On Sat, 2015-10-10 at 16:39 -0400, Edward Kmett wrote:
On Sat, Oct 10, 2015 at 4:12 PM, Yuras Shumovich < shumovichy@gmail.com> wrote:
There is no reason to include `return` into the next standard. That is true.
Nobody is saying that we should remove return from the language. The proposal was to move it out of the class -- eventually. Potentially on a very very long time line.
Yes, I meant there were no reason to include `return` into `Monad` class in the next standard.
There are some niggling corner cases around viewing its continued existence as a compiler "extension" though, even just around the behavior when you import the class with Monad(..) you get more or less than you'd expect.
Indeed that is a good argument.
The cost of doing nothing is maintaining a completely redundant member inside the class for all time
Well, it is just a single line of code. Of course, as any other technical dept, it can beat you later, e.g. it can make some other modification harder. But in the worst case it will cost one more deprecation circle.
and an ever-so-slightly more expensive dictionaries for Monad
Do you mean that moving `return` to the top level will give us noticeable performance improvement?
so retaining return in the class does no real harm operationally.
IMO that is the reason for the "ruckus". Thank you for the detailed answer. Yuras
While I'm personally somewhat in favor of its eventual migration on correctness grounds and believe it'd be nice to be able to justify the state of the world as more than a series of historical accidents when I put on my libraries committee hat I have concerns.

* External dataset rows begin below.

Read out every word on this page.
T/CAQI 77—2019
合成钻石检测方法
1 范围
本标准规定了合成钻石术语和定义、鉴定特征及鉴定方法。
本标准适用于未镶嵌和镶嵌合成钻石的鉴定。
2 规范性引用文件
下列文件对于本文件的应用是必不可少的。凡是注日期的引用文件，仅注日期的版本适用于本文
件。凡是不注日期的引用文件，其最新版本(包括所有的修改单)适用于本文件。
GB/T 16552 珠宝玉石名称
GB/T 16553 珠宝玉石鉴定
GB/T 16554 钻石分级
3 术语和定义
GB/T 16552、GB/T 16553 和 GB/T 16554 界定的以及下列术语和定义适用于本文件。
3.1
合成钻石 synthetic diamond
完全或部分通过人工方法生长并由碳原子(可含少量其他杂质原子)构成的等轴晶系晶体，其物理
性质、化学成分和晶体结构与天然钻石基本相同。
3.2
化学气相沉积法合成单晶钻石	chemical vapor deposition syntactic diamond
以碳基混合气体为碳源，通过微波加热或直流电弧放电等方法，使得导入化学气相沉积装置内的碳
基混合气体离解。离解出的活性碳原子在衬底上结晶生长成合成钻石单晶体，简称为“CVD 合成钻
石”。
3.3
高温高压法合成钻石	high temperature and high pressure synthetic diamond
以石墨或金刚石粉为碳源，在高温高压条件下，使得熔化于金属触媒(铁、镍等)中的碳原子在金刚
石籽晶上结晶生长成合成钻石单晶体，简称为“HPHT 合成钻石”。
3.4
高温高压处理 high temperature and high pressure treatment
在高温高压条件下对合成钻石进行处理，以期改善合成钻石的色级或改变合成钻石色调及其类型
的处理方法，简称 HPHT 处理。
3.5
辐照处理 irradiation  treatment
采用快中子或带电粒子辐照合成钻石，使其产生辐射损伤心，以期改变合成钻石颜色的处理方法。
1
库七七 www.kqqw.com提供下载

I'm inclined to say at the least that IF we do decide to proceed on this, at least the return component should be on a long time horizon, with a clock tied to the release of a standard, say a Haskell2020. I stress IF, because I haven't had a chance to go through and do any sort of detailed tally or poll to get a sense of if there is a sufficient mandate. There is enough of a ruckus being raised that it is worth proceeding cautiously if we proceed at all.